Sans doute mais tu n'es pas unique, il y a des gens dans nos situations. Cela fait donc que, statistiquement, il n'y a aucune raison pour que tu sois seul à jamais. Je ne crois pas que seul l'âge joue et tu le sais. Je serai un homme, homo, je pense que j'aurai peur de me lancer vers toi, parce que tu dégages quelque chose de très fort, et que foncièrement, si on a pas la compréhension de ton "monde", on est hors touche rapidement, avant même d'essayer. Je ne sais pas si tu comprends ce que je te dis mais je pense que ta personnalité fait de toi un être qui en impose. Il faut avoir les épaules, sache le et c'est bien.
So, certains se réfugient vers des dialogues en duo ; j'estime qu'il est bon de continuer cette discussion, ici, parce que les mots dits publiquement empruntent moins de faux-fuyants, ont plus de tranchant, visent plus justement.
Je suis content de pouvoir faire état, publiquement, d'un état de malaise, ргоfопԁ, en étant moi-même. Il est bon de le dire ouvertement. Il est utile, à moi d'abord, peut-être à d'autres qui y trouveront quelques ressemblances avec leur propre histoire, de ne pas se parer des vertus de la discrétion, de ne pas se vêtir d'un sourire insolent qui se déploie sur un fond de larmes. De ne pas faire comme si...

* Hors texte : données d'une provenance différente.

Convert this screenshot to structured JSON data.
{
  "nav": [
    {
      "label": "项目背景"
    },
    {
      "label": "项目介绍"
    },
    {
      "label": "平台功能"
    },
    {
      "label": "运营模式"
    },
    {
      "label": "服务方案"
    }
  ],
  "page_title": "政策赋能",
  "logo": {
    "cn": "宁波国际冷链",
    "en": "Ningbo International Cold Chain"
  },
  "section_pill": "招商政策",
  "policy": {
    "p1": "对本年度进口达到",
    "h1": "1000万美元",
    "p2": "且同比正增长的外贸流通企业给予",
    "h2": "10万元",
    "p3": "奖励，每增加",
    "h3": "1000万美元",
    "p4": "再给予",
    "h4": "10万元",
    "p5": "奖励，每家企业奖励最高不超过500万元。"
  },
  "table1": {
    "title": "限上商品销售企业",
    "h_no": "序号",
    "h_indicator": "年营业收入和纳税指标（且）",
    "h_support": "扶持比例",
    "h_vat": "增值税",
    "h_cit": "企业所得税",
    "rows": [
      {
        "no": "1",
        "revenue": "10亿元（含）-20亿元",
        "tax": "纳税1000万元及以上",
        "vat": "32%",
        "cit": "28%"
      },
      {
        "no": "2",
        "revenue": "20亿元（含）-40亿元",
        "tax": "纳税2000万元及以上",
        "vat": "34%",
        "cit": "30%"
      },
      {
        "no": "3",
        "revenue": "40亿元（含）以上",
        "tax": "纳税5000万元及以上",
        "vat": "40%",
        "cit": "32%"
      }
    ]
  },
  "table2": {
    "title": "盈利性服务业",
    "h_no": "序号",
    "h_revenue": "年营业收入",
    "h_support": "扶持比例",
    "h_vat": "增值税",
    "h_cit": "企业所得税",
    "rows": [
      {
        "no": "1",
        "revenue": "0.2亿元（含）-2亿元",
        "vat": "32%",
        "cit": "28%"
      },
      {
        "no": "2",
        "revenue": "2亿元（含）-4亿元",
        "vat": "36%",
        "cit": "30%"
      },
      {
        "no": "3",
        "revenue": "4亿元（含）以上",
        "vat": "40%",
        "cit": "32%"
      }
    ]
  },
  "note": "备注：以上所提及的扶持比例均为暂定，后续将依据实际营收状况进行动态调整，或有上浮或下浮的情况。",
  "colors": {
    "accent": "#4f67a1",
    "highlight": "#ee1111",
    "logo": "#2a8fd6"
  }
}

Tu touches juste, en plusieurs points. Il est exact que je porte "un monde", mais à la différence de bien d'autres, ce "monde" ne m'a pas été donné vivace et plein de la souplesse des vertes années qui perdurent -toujours- au fond de nous ; ce monde, je l'ai conquis sur la sécheresse, je l'ai sauvé de la négation ; aussi comporte-t-il une part de formes énigmatiques aux autres, aussi dois-je le traduire plus que d'autres ne traduisent ce qu'ils portent en eux. Cette énergie déployée contre l'effondrement, la stupéfaction, l'anéantissement, l'hébétude, les mots gelés (belle métaphore venue de Rabelais) confine à la rage et à la tristesse rageuse, et confère -si je t'en crois- une apparence irradiante, qui traverse toutes choses alentour, à ce que je suis : une "idiosyncrasie", c'est-à-dire une manière particulière d'être qui inquiète.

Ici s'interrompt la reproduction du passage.